Benjamin Barton, an associate professor at the University of Nottingham Malaysia, said that given China’s role as a rising power and key constituent of the Global South, “it is very much in the interest of African leaders to maintain cordial ties with a country which may, in the not-so-distant future, play an even more determinant role in global politics than it currently does”.
Barton said there was a sense that the conflict in Ukraine and attempts by the West to isolate Russia internationally, as well as Russian counter-diplomacy to legitimise its war effort, had spurred the Chinese foreign policy establishment into action in Africa.
“Indeed, Africa is quickly becoming – yet again – a proxy battleground between the West and Russia for geopolitical influence against the backdrop of the war in Ukraine,” Barton said.
But despite the pomp and pageantry of African leaders’ visits, some have left China without the goodies – such as mega-project funding – they could expect just a few years ago.

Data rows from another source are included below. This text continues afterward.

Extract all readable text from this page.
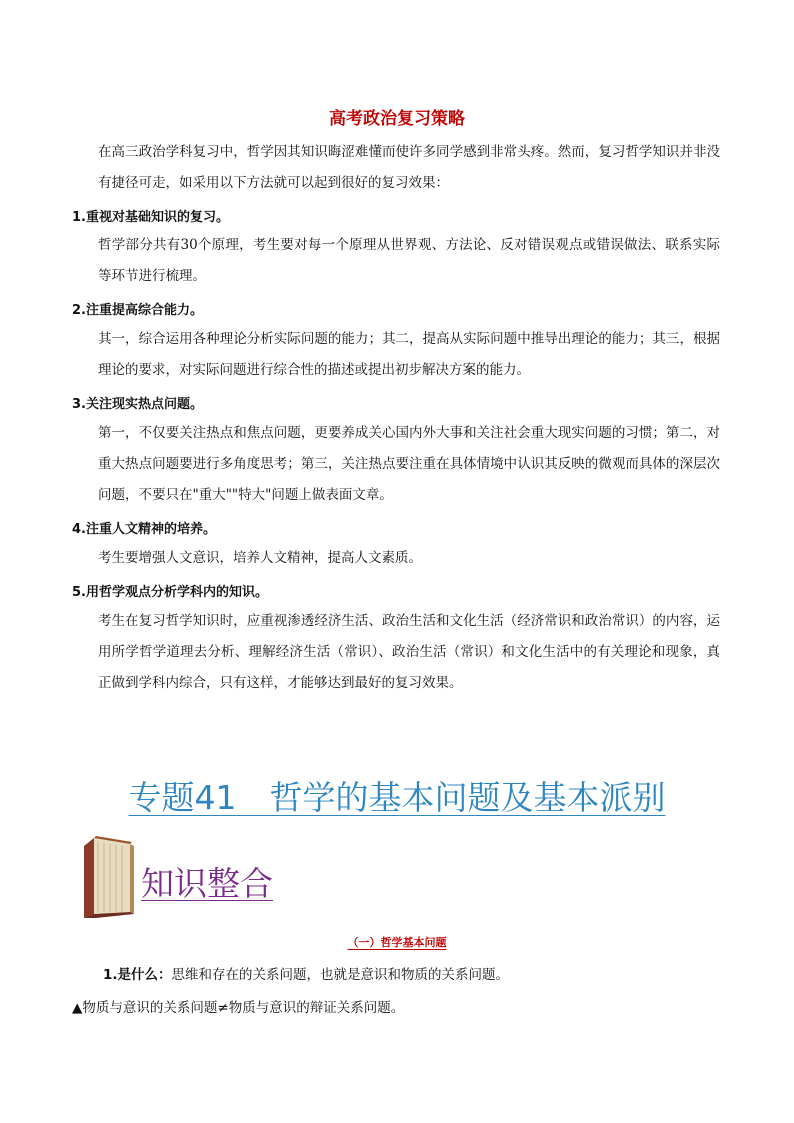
高考政治复习策略
在高三政治学科复习中，哲学因其知识晦涩难懂而使许多同学感到非常头疼。然而，复习哲学知识并非没有捷径可走，如采用以下方法就可以起到很好的复习效果：
1.重视对基础知识的复习。
哲学部分共有30个原理，考生要对每一个原理从世界观、方法论、反对错误观点或错误做法、联系实际等环节进行梳理。
2.注重提高综合能力。
其一，综合运用各种理论分析实际问题的能力；其二，提高从实际问题中推导出理论的能力；其三，根据理论的要求，对实际问题进行综合性的描述或提出初步解决方案的能力。
3.关注现实热点问题。
第一，不仅要关注热点和焦点问题，更要养成关心国内外大事和关注社会重大现实问题的习惯；第二，对重大热点问题要进行多角度思考；第三，关注热点要注重在具体情境中认识其反映的微观而具体的深层次问题，不要只在"重大""特大"问题上做表面文章。
4.注重人文精神的培养。
考生要增强人文意识，培养人文精神，提高人文素质。
5.用哲学观点分析学科内的知识。
考生在复习哲学知识时，应重视渗透经济生活、政治生活和文化生活（经济常识和政治常识）的内容，运用所学哲学道理去分析、理解经济生活（常识）、政治生活（常识）和文化生活中的有关理论和现象，真正做到学科内综合，只有这样，才能够达到最好的复习效果。
专题41　哲学的基本问题及基本派别
知识整合
（一）哲学基本问题
1.是什么：思维和存在的关系问题，也就是意识和物质的关系问题。
▲物质与意识的关系问题≠物质与意识的辩证关系问题。
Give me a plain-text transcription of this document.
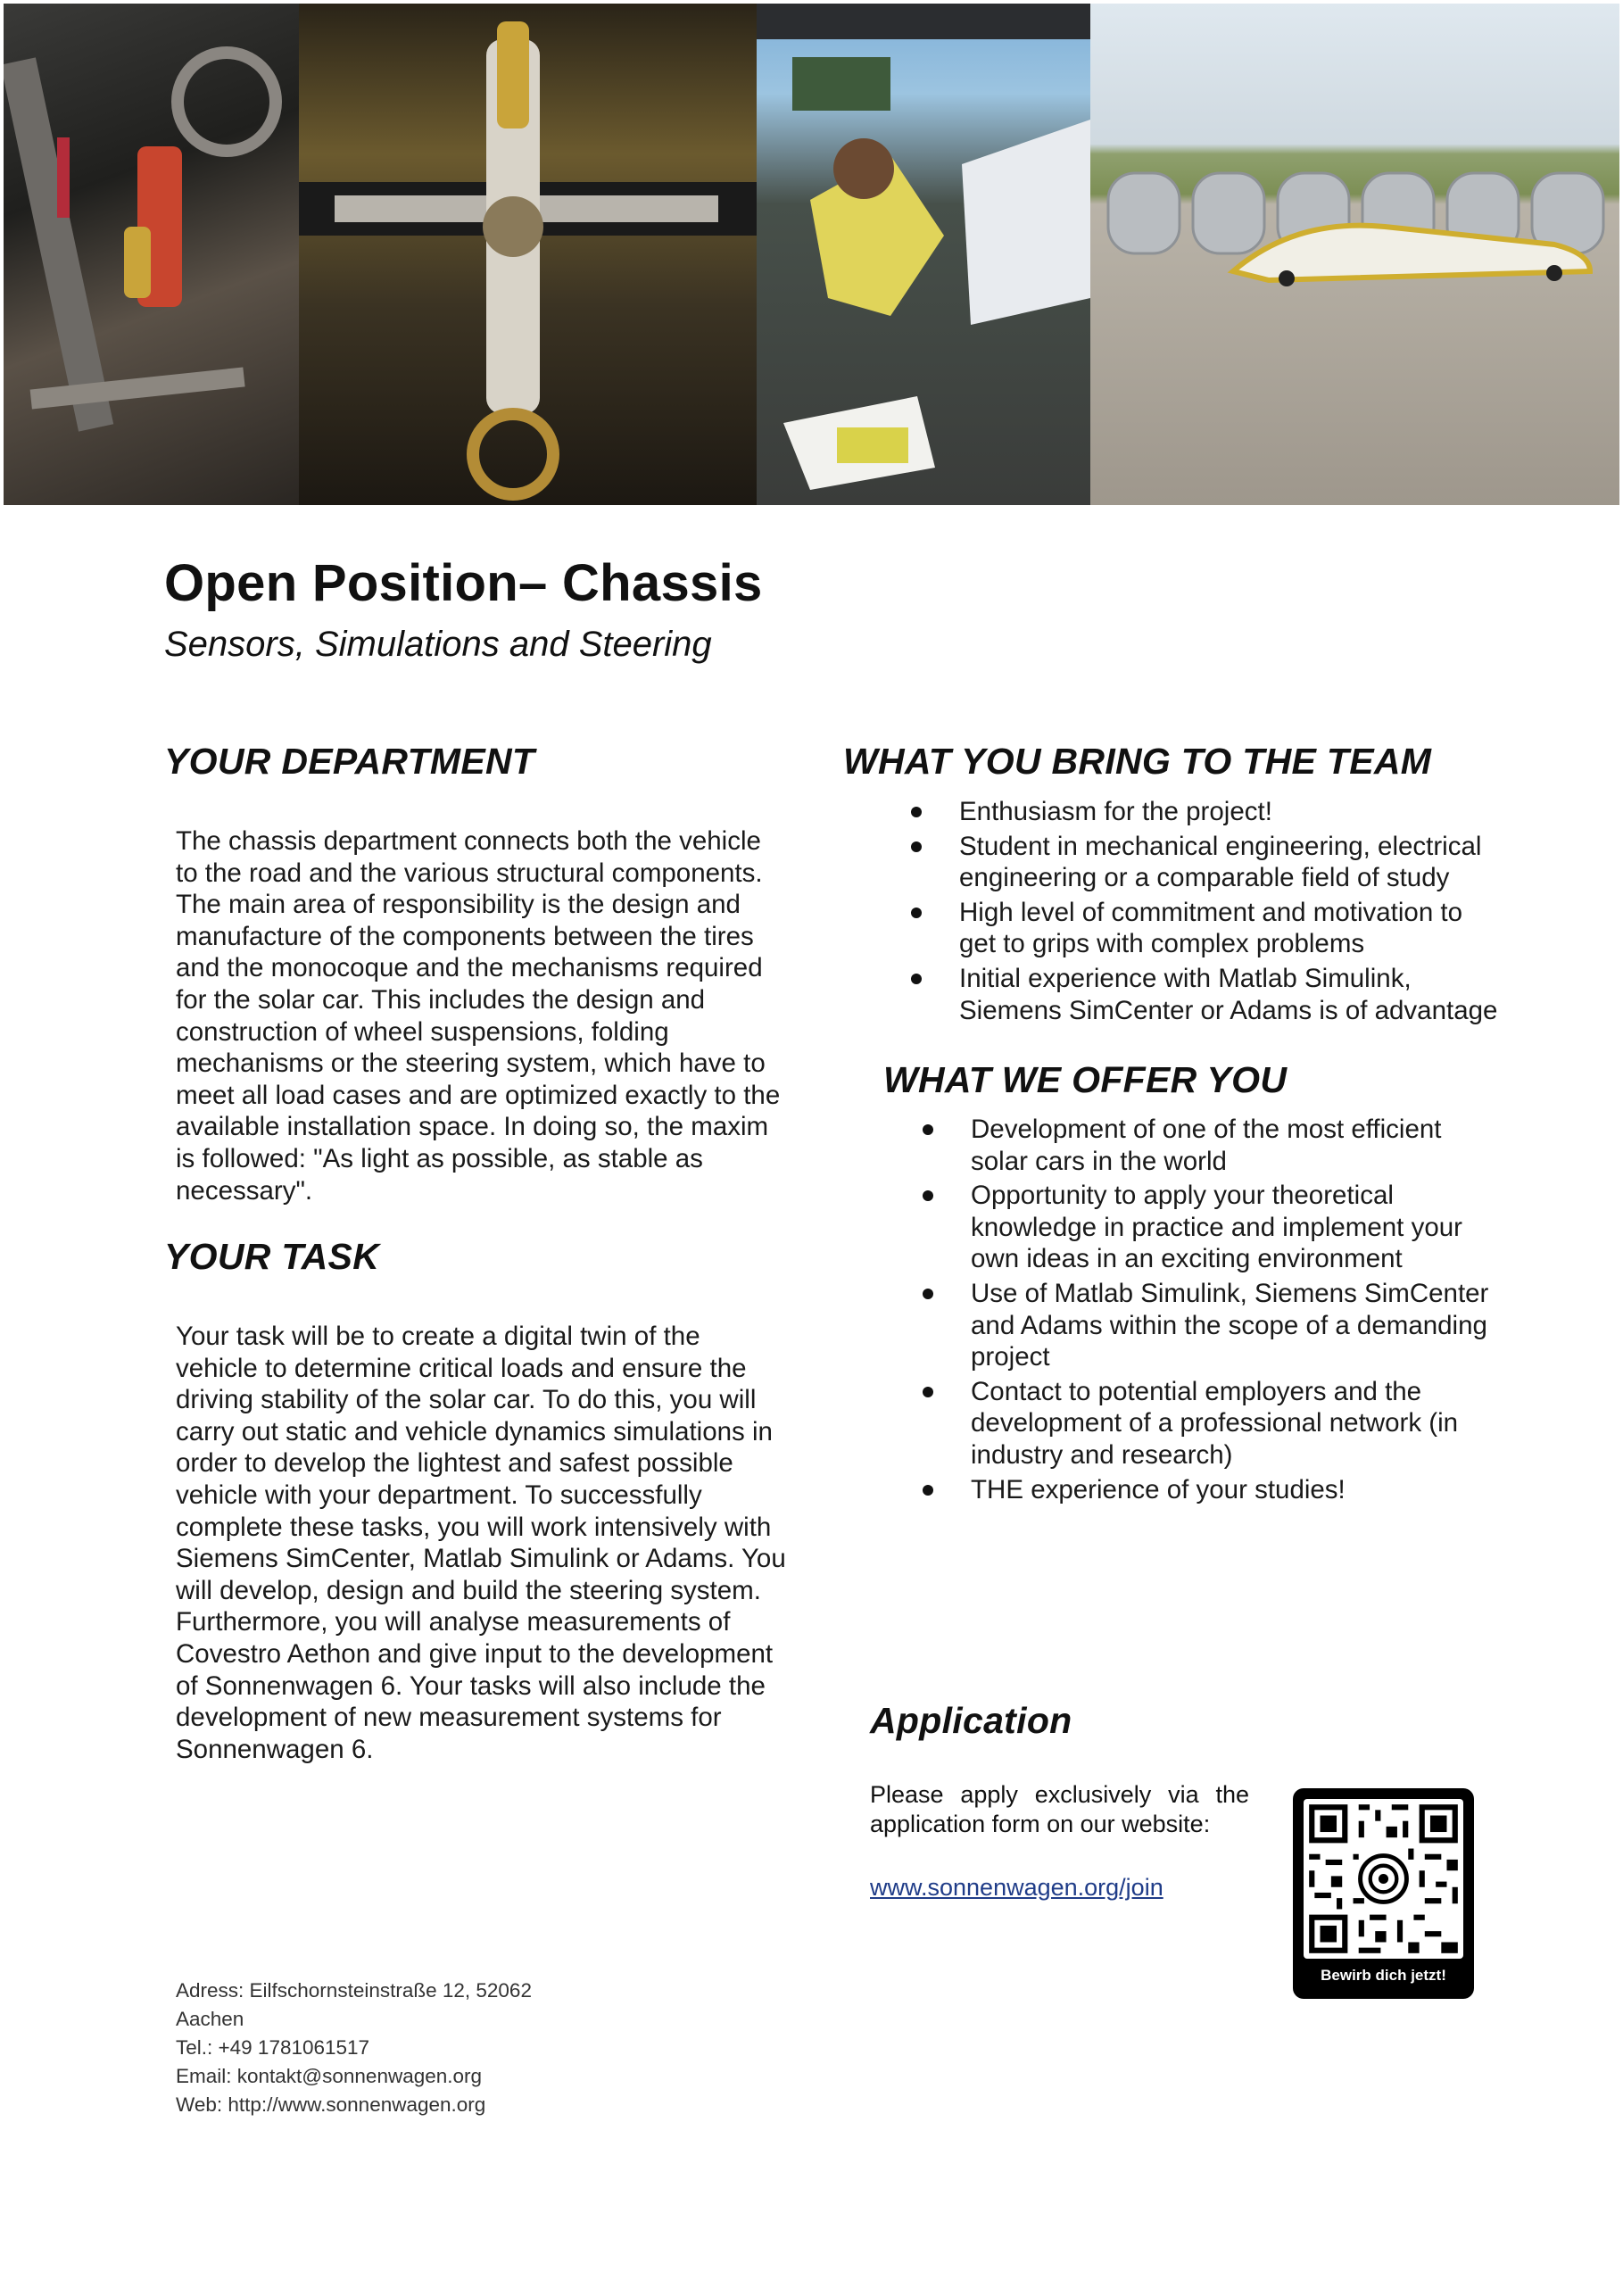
Open Position– Chassis
Sensors, Simulations and Steering
YOUR DEPARTMENT
The chassis department connects both the vehicle
to the road and the various structural components.
The main area of responsibility is the design and
manufacture of the components between the tires
and the monocoque and the mechanisms required
for the solar car. This includes the design and
construction of wheel suspensions, folding
mechanisms or the steering system, which have to
meet all load cases and are optimized exactly to the
available installation space. In doing so, the maxim
is followed: "As light as possible, as stable as
necessary".
YOUR TASK
Your task will be to create a digital twin of the
vehicle to determine critical loads and ensure the
driving stability of the solar car. To do this, you will
carry out static and vehicle dynamics simulations in
order to develop the lightest and safest possible
vehicle with your department. To successfully
complete these tasks, you will work intensively with
Siemens SimCenter, Matlab Simulink or Adams. You
will develop, design and build the steering system.
Furthermore, you will analyse measurements of
Covestro Aethon and give input to the development
of Sonnenwagen 6. Your tasks will also include the
development of new measurement systems for
Sonnenwagen 6.
WHAT YOU BRING TO THE TEAM
Enthusiasm for the project!
Student in mechanical engineering, electrical
engineering or a comparable field of study
High level of commitment and motivation to
get to grips with complex problems
Initial experience with Matlab Simulink,
Siemens SimCenter or Adams is of advantage
WHAT WE OFFER YOU
Development of one of the most efficient
solar cars in the world
Opportunity to apply your theoretical
knowledge in practice and implement your
own ideas in an exciting environment
Use of Matlab Simulink, Siemens SimCenter
and Adams within the scope of a demanding
project
Contact to potential employers and the
development of a professional network (in
industry and research)
THE experience of your studies!
Application
Please apply exclusively via the application form on our website:
www.sonnenwagen.org/join
Bewirb dich jetzt!
Adress: Eilfschornsteinstraße 12, 52062
Aachen
Tel.: +49 1781061517
Email: kontakt@sonnenwagen.org
Web: http://www.sonnenwagen.org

Bagwandeen said the Chinese economy was still reeling from the impact of Covid-19, and many African nations were struggling to make repayments on their Chinese loans, which had likely made Beijing wary of lending to countries on the continent.
“This in no way means that China will completely stop lending – it just means that it will be more prudent and is likely to favour smaller commercial lending packages worth millions instead of billions of dollars,” she said.
Nantulya said China had become more cautious and risk-averse when it came to certain types of aid it had previously given liberally to its African partners. For example, despite major overtures by Kenya, China has held firm in refusing to take part in the extension of the Chinese-built and financed Mombasa-Nairobi-Naivasha Standard Gauge Railway to Malaba on the Ugandan border.
Barton said China was increasingly conservative in its financial promises to African leaders during their visits to the country, which was in line with the reduced financial promises Beijing made during the 2021 Forum on China-Africa Cooperation (FOCAC) ministerial meeting in Dakar.
“The nature of talks may be leaning more towards issues of debt restructuring, solvency and relief than simply new and unfettered lines of credit and trade creation,” he said.